One thing you could also do if you use a central repo for your dev image is to tell your ADO yaml pipeline to use the container as the environment to run everything from in a stage / job / step. That way you don't have to run a docker command at each step you want to execute, but simply to define the container as a resource at the start of the pipeline, mount in any relevant secrets and then just run the commands natively in the pipeline.
I have a sample repo showing this here if interested:
github.com/dfds/k8s-repo-template/...
Of cause this requires that your build machine can pull this from somewhere and doesn't have to build the container from a dockerfile at startup.
With both hosted and selfhosted agents you can use some level of caching for the docker file to save time not having to pull the build container down at every build.
I am a bit late on my reply, but have you seen also that you can have a container target steps, not just jobs? https://docs.microsoft.com/en-us/azure/devops/pipelines/process/tasks?view=azure-devops&tabs=yaml#step-target
This allows you to actually build the image in a previous job and push it into an ACR and then pull it down on the step.
I've got an example here: dev.to/eliises/dockerizing-devops-...
The last code sample seems to have a type - the
docker run
command uses theenv:AZDO_PERSONAL_ACCESS_TOKEN
value twice, instead of usingenv:AZDO_EXT_PAT
It might be a small thing to miss, for beginners who are copy-pasting.
Hey!

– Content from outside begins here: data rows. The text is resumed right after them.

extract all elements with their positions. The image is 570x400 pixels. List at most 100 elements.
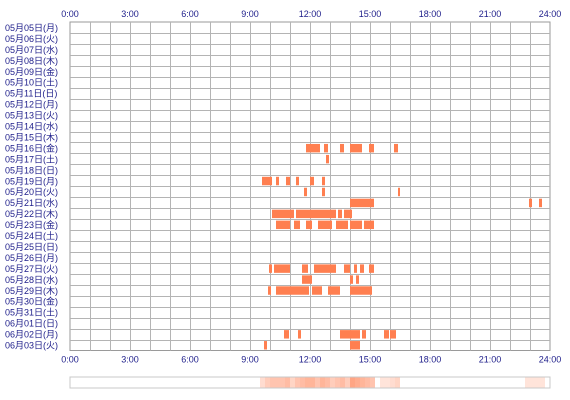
summary-cell xyxy=(350,377,355,388)
activity-bar xyxy=(302,275,312,284)
x-tick-top: 18:00 xyxy=(419,9,442,19)
x-tick-top: 24:00 xyxy=(539,9,562,19)
activity-bar xyxy=(336,220,348,230)
activity-bar xyxy=(350,220,362,230)
activity-bar xyxy=(326,154,329,164)
row-label: 05月26日(月) xyxy=(5,253,58,263)
row-label: 05月09日(金) xyxy=(5,66,58,77)
activity-bar xyxy=(344,209,352,219)
summary-cell xyxy=(535,377,540,388)
summary-cell xyxy=(275,377,280,388)
activity-bar xyxy=(340,143,344,153)
activity-bar xyxy=(364,220,374,230)
activity-bar xyxy=(269,264,272,273)
row-label: 05月28日(水) xyxy=(5,274,58,285)
summary-cell xyxy=(325,377,330,388)
row-label: 05月08日(木) xyxy=(5,55,58,66)
summary-cell xyxy=(290,377,295,388)
grid xyxy=(69,21,551,351)
activity-bar xyxy=(390,330,396,339)
activity-bar xyxy=(312,286,322,295)
row-label: 05月23日(金) xyxy=(5,219,58,230)
activity-bar xyxy=(276,220,290,230)
summary-cell xyxy=(280,377,285,388)
row-label: 05月14日(水) xyxy=(5,121,58,132)
row-label: 06月01日(日) xyxy=(5,319,58,329)
row-label: 05月10日(土) xyxy=(5,77,58,88)
summary-cell xyxy=(285,377,290,388)
activity-bar xyxy=(304,187,307,197)
activity-bar xyxy=(360,264,364,273)
summary-cell xyxy=(320,377,325,388)
activity-bar xyxy=(286,176,290,186)
x-tick-bottom: 6:00 xyxy=(181,355,199,365)
activity-bar xyxy=(318,220,332,230)
activity-bar xyxy=(350,143,362,153)
activity-bar xyxy=(268,286,271,295)
activity-bar xyxy=(276,176,279,186)
activity-bar xyxy=(276,286,309,295)
x-tick-top: 15:00 xyxy=(359,9,382,19)
summary-cell xyxy=(265,377,270,388)
activity-bar xyxy=(529,198,532,208)
activity-bar xyxy=(356,275,359,284)
activity-bar xyxy=(284,330,289,339)
activity-bar xyxy=(328,286,340,295)
x-tick-top: 21:00 xyxy=(479,9,502,19)
x-tick-top: 6:00 xyxy=(181,9,199,19)
row-label: 05月16日(金) xyxy=(5,142,58,153)
x-tick-bottom: 18:00 xyxy=(419,355,442,365)
x-tick-bottom: 12:00 xyxy=(299,355,322,365)
activity-bar xyxy=(350,198,374,208)
activity-bar xyxy=(296,209,336,219)
activity-bar xyxy=(322,176,325,186)
activity-bar xyxy=(272,209,294,219)
activity-bar xyxy=(350,341,360,350)
x-tick-bottom: 21:00 xyxy=(479,355,502,365)
summary-cell xyxy=(540,377,545,388)
x-axis-bottom: 0:00 3:00 6:00 9:00 12:00 15:00 18:00 21:00 24:0… xyxy=(61,355,561,365)
row-label: 05月11日(日) xyxy=(5,89,57,99)
summary-cell xyxy=(330,377,335,388)
row-label: 05月13日(火) xyxy=(5,111,58,121)
activity-bar xyxy=(539,198,542,208)
summary-cell xyxy=(395,377,400,388)
summary-strip xyxy=(69,376,551,389)
activity-bar xyxy=(362,330,366,339)
activity-bar xyxy=(294,220,300,230)
summary-cell xyxy=(525,377,530,388)
summary-cell xyxy=(340,377,345,388)
row-label: 05月05日(月) xyxy=(5,23,58,33)
row-label: 05月31日(土) xyxy=(5,307,58,318)
summary-cell xyxy=(310,377,315,388)
row-label: 05月30日(金) xyxy=(5,296,58,307)
x-tick-top: 9:00 xyxy=(241,9,259,19)
activity-bar xyxy=(296,176,299,186)
summary-cell xyxy=(305,377,310,388)
row-label: 05月19日(月) xyxy=(5,176,58,186)
activity-bar xyxy=(322,187,325,197)
activity-bar xyxy=(262,176,272,186)
summary-cell xyxy=(335,377,340,388)
activity-bar xyxy=(306,143,320,153)
activity-bar xyxy=(384,330,389,339)
row-label: 05月29日(木) xyxy=(5,285,58,296)
x-axis-top: 0:00 3:00 6:00 9:00 12:00 15:00 18:00 21:00 24:0… xyxy=(61,9,561,19)
summary-cell xyxy=(300,377,305,388)
summary-cell xyxy=(370,377,375,388)
activity-bar xyxy=(354,264,357,273)
row-label: 05月20日(火) xyxy=(5,187,58,197)
row-label: 05月06日(火) xyxy=(5,34,58,44)
summary-cell xyxy=(355,377,360,388)
activity-bar xyxy=(394,143,398,153)
activity-bars xyxy=(262,143,542,350)
summary-cell xyxy=(365,377,370,388)
x-tick-bottom: 0:00 xyxy=(61,355,79,365)
x-tick-bottom: 3:00 xyxy=(121,355,139,365)
summary-cell xyxy=(315,377,320,388)
activity-bar xyxy=(398,187,400,197)
activity-bar xyxy=(302,264,308,273)
activity-bar xyxy=(350,275,353,284)
row-label: 05月17日(土) xyxy=(5,153,58,164)
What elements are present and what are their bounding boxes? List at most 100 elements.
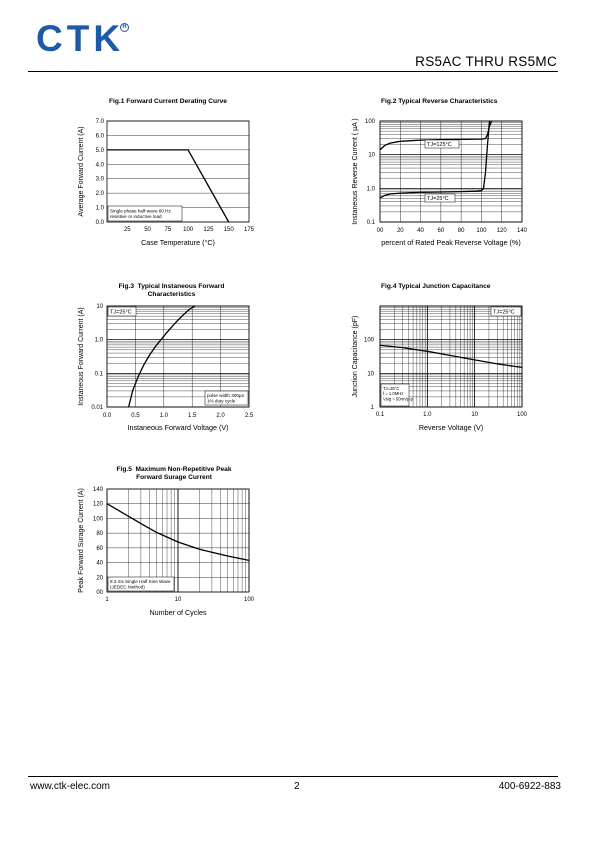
fig3-condition: TJ=25°C [110, 310, 132, 316]
fig5-title: Fig.5 Maximum Non-Repetitive Peak Forwar… [116, 466, 232, 481]
registered-mark: R [120, 23, 129, 32]
fig5-x-tick-label: 1 [105, 597, 109, 603]
fig2-series-label-125: TJ=125°C [427, 142, 452, 148]
fig5-annotation: 8.3 ms Single Half Sine Wave [110, 579, 171, 584]
fig2-series-label-25: TJ=25°C [427, 196, 449, 202]
fig2-x-tick-label: 40 [417, 228, 424, 234]
fig4-y-tick-label: 1 [371, 405, 375, 411]
fig3-y-tick-label: 10 [96, 304, 103, 310]
fig5-y-tick-label: 120 [93, 502, 104, 508]
fig1-y-tick-label: 1.0 [96, 206, 105, 212]
fig4-condition-box [490, 306, 522, 317]
fig3-x-tick-label: 1.0 [160, 413, 169, 419]
fig2-series-line-1 [379, 120, 491, 199]
fig1-x-axis-label: Case Temperature (°C) [141, 238, 215, 247]
fig5-y-tick-label: 60 [96, 546, 103, 552]
fig2-x-tick-label: 60 [438, 228, 445, 234]
fig2-x-tick-label: 120 [497, 228, 508, 234]
fig5-frame [106, 488, 250, 593]
fig4-y-axis-label: Junction Capacitance (pF) [352, 316, 359, 398]
fig4-frame [379, 305, 523, 408]
fig5-x-tick-label: 100 [244, 597, 255, 603]
fig3-x-tick-label: 2.0 [216, 413, 225, 419]
fig1-x-tick-label: 50 [144, 227, 151, 233]
fig5-annotation: (JEDEC Method) [110, 585, 145, 590]
fig4-x-tick-label: 0.1 [376, 412, 385, 418]
fig4-condition: TJ=25°C [493, 310, 515, 316]
fig1-annotation-box [107, 205, 183, 222]
fig4-x-axis-label: Reverse Voltage (V) [419, 423, 483, 432]
fig1-frame [106, 120, 250, 223]
fig5-y-tick-label: 40 [96, 561, 103, 567]
page-number: 2 [294, 781, 300, 792]
fig2-y-axis-label: Instaneous Reverse Current ( µA ) [352, 118, 359, 224]
fig1-x-tick-label: 100 [183, 227, 194, 233]
footer-website[interactable]: www.ctk-elec.com [30, 781, 111, 792]
fig2-x-tick-label: 140 [517, 228, 528, 234]
fig3-title: Fig.3 Typical Instaneous Forward Charact… [118, 283, 225, 298]
fig3-series-line-0 [127, 305, 196, 408]
fig2-x-tick-label: 100 [476, 228, 487, 234]
fig2-label-box-25 [424, 193, 456, 203]
fig2-y-tick-label: 10 [368, 153, 375, 159]
fig3-condition-box [107, 306, 137, 317]
fig4-annotation-box [380, 383, 410, 407]
fig2-x-tick-label: 00 [377, 228, 384, 234]
fig1-annotation: resistive or inductive load [110, 214, 162, 219]
fig2-y-tick-label: 0.1 [367, 220, 376, 226]
fig1-x-tick-label: 125 [203, 227, 214, 233]
fig4-annotation: TJ=25°C [383, 386, 399, 391]
fig1-x-tick-label: 25 [124, 227, 131, 233]
fig1-y-tick-label: 7.0 [96, 119, 105, 125]
footer-phone: 400-6922-883 [498, 781, 561, 792]
fig4-x-tick-label: 100 [517, 412, 528, 418]
fig3-x-axis-label: Instaneous Forward Voltage (V) [127, 423, 228, 432]
fig2-x-axis-label: percent of Rated Peak Reverse Voltage (%… [381, 238, 520, 247]
fig3-x-tick-label: 0.5 [131, 413, 140, 419]
fig4-title: Fig.4 Typical Junction Capacitance [381, 283, 491, 290]
fig3-annotation: pulse width 300µs [207, 393, 245, 398]
fig4-y-tick-label: 100 [364, 338, 375, 344]
fig5-y-tick-label: 80 [96, 531, 103, 537]
fig4-x-tick-label: 10 [471, 412, 478, 418]
footer-rule [28, 776, 558, 777]
company-logo: CTK [36, 18, 125, 59]
fig1-y-axis-label: Average Forward Current (A) [78, 126, 85, 216]
fig1-annotation: Single phase half-wave 60 Hz [110, 209, 171, 214]
fig1-x-tick-label: 175 [244, 227, 255, 233]
fig1-series-line-0 [107, 149, 230, 223]
fig3-x-tick-label: 1.5 [188, 413, 197, 419]
fig5-y-tick-label: 140 [93, 487, 104, 493]
document-title: RS5AC THRU RS5MC [415, 54, 557, 69]
fig1-y-tick-label: 3.0 [96, 177, 105, 183]
fig5-series-line-0 [106, 503, 250, 562]
fig5-y-tick-label: 100 [93, 516, 104, 522]
fig3-annotation: 1% duty cycle [207, 399, 236, 404]
fig4-y-tick-label: 10 [367, 371, 374, 377]
fig3-annotation-box [204, 390, 249, 406]
fig1-y-tick-label: 5.0 [96, 148, 105, 154]
fig2-label-box-125 [424, 139, 460, 149]
fig5-y-tick-label: 00 [96, 590, 103, 596]
fig1-x-tick-label: 150 [224, 227, 235, 233]
fig3-x-tick-label: 2.5 [245, 413, 254, 419]
fig3-y-axis-label: Instaneous Forward Current (A) [78, 307, 85, 405]
fig4-series-line-0 [379, 344, 523, 369]
fig5-y-axis-label: Peak Forward Surage Current (A) [78, 488, 85, 593]
fig5-annotation-box [107, 576, 175, 592]
fig3-x-tick-label: 0.0 [103, 413, 112, 419]
fig2-frame [379, 120, 523, 223]
fig2-y-tick-label: 100 [365, 119, 376, 125]
fig5-x-tick-label: 10 [175, 597, 182, 603]
fig5-x-axis-label: Number of Cycles [149, 608, 207, 617]
fig1-y-tick-label: 4.0 [96, 162, 105, 168]
fig2-x-tick-label: 80 [458, 228, 465, 234]
fig1-title: Fig.1 Forward Current Derating Curve [109, 98, 227, 105]
header-rule [28, 71, 558, 72]
fig1-y-tick-label: 6.0 [96, 133, 105, 139]
fig3-y-tick-label: 0.01 [91, 405, 103, 411]
fig1-y-tick-label: 2.0 [96, 191, 105, 197]
fig4-annotation: f = 1.0MHz [383, 391, 403, 396]
fig4-x-tick-label: 1.0 [423, 412, 432, 418]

Actually the example is correct, because it's the same token being set for two different services: the Azure Devops CLI and the Azure Terraform Provider. Both of these services use the same token, but require a different environment variable name to pass it to the service.
Ok. That makes sense then. I just saw the image in a tweet, and I thought it was some minor oversight. I apologize for missing this point.
I've been using our own agents to allow image caching to work. I haven't seen the Cache task used with Docker before. I'll have to try that out!